I’ve heard it said that we don’t mature fully till we lose both parents. Perhaps I had to relive, in these novels, my early adolescence before I could start to find that new adulthood — and lose myself in reading again.
In the years since my father's death, I've found myself reading more Young Adult books. It's ironic that, when I was a precocious teenager, I preferred to read adult books. I liked Woolf and Plath, Fitzgerald and Conrad (I still love them), but, in many ways, I didn't really have a childhood. My father became sick just as I hit thirteen and then died three years later. My innocence was gone. I grew up very fast, or maybe I was always grown up. Losing him when I was sixteen seemed to freeze me at that age. I'm both an old soul and an immature adolescent even now that I'm in my twenties. Young Adult novels have been a way for me to re-live my childhood, to be an actual kid and think about the feelings and experiences of being young. Young Adult literature has given me permission to go through adolescence and it's been quite a comfort.

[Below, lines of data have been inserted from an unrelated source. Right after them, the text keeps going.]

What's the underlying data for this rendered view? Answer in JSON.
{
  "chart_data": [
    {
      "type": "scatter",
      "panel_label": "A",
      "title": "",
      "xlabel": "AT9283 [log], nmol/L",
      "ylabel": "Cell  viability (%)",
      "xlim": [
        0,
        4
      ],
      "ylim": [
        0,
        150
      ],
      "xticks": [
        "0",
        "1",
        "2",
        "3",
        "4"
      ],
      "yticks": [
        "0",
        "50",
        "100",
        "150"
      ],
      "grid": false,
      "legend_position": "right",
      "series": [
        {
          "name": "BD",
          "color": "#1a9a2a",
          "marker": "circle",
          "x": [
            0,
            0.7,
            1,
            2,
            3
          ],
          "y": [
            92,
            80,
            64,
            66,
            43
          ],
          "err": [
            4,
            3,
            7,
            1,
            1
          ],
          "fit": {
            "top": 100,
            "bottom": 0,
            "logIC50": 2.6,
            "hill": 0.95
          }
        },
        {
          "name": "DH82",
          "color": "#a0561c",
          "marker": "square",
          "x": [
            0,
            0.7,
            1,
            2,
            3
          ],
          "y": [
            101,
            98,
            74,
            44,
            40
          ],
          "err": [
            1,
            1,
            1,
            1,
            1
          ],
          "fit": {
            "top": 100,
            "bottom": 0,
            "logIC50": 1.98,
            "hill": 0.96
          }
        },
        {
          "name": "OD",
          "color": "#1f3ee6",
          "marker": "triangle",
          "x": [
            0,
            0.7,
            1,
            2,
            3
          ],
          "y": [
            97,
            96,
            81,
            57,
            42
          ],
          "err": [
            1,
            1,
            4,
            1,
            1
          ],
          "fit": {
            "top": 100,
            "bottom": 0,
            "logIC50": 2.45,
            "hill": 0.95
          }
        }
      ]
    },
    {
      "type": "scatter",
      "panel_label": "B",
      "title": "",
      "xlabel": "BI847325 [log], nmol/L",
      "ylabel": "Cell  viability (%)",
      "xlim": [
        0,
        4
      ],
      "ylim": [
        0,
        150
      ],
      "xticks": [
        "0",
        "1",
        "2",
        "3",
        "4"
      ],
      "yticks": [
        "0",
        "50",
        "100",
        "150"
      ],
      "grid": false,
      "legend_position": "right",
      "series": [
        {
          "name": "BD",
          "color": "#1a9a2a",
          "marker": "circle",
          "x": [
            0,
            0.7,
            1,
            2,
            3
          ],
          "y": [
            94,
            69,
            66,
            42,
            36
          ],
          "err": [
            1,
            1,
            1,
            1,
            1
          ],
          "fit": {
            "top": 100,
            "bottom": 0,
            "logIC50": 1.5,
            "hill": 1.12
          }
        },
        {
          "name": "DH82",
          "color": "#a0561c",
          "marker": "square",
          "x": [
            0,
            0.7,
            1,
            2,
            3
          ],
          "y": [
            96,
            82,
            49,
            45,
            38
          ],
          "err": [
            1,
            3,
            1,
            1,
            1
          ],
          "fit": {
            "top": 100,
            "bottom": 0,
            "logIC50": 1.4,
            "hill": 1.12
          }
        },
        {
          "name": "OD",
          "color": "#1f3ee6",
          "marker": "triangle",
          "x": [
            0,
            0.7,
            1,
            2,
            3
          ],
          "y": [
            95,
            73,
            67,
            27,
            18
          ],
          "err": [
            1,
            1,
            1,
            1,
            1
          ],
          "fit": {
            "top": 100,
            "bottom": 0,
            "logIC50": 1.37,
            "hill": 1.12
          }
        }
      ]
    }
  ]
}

I believe strongly in the power of books to help us survive trauma but, at the same time, it's important to acknowledge that confronting the loss of a loved once shakes one's very foundation. You think you will react in a certain way when you might have the opposite reaction. I never thought I'd lose my ability to read. I never thought I'd stop being entranced by language. I never thought that words would not save me but, at the darkest moment of my life, nothing could save me. I had to experience that darkness and do my best to find my way back to life and back to literature.